Reputation: 1090
I'm fairly new with SIMD and wanted to try to see if I could get GCC to vectorise a simple action for me.
So I looked at this post and wanted to do more or less the same thing. (but with gcc 5.4.0 on Linux 64bit, for a KabyLake processor)
I essentially have this function:
/* m1 = N x M matrix, m2 = M x P matrix, m3 = N x P matrix & output */
void mmul(double **m1, double **m2, double **m3, int N, int M, int P)
{
for (i = 0; i < N; i++)
for (j = 0; j < P; j++)
{
double tmp = 0.0;
for (k = 0; k < M; k++)
tmp += m1[i][k] * m2[k][j];
tmp = m3[i][j];
}
return m3;
}
Which I compile with -O2 -ftree-vectorize -msse2 -ftree-vectorizer-verbose=5
, however I don't see any message that the vectorization was done.

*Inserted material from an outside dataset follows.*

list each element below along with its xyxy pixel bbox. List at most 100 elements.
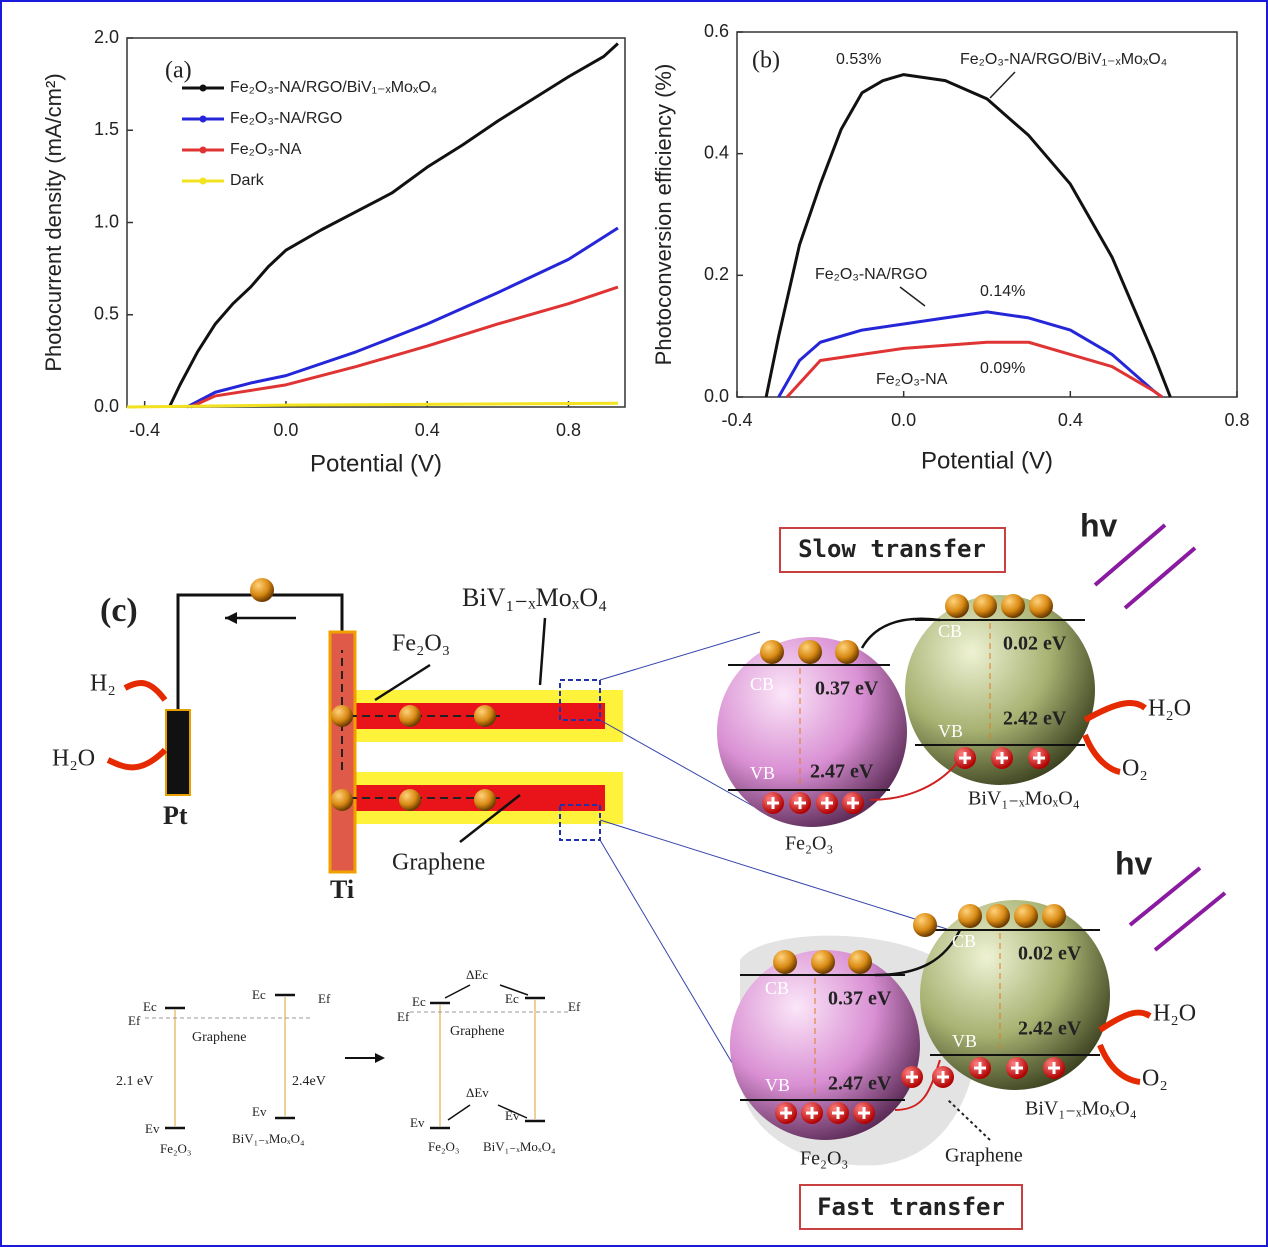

If anyone could help me out, that would be very much appreciated.
Upvotes: 0
Views: 1548
Reputation: 2536
There is no message for vectorization done in you command! You can use -fopt-info-vec
to turn the vectorization report on. But, do not rely on it. Compiler sometimes lies (They vectorize and report it but don't use it!) you can chek the improvements!For this purpose, you can measure the speedup. First, disable vectorization and measure the time t1. Then enable and measure the time t2. The speed up will be t1/t2 if it's bigger than 1 it says compiler improved if 1 no improvement if less than one it says compiler auto-vectorizer ruined that for you! Another way you can add -S
to your command and see the assembly codes in a separated .s
file.
NOTE: if you want to see the autovectorization power add -march=native
and delete that -msse2
.
UPDATE: When you use a variable such a N
,M
, etc. as the loop counter you might not see vectorization. Thus, you should have used constants
instead. In my experience, the matrix-matrix multiplication is vectorizable using gcc 4.8, 5.4 and 6.2
. Other compilers such as clang-LLVM
, ICC
and MSVC
vectorize it as well. As mentioned in comments if you use double
or float
datatypes you might need to use -ffast-math
which is an enabled flag in -Ofast
optimization level, to say you don't need a high-accuracy result (It's OK most of the times). Its because ompilers are more carful about floting-point operations.
Upvotes: 2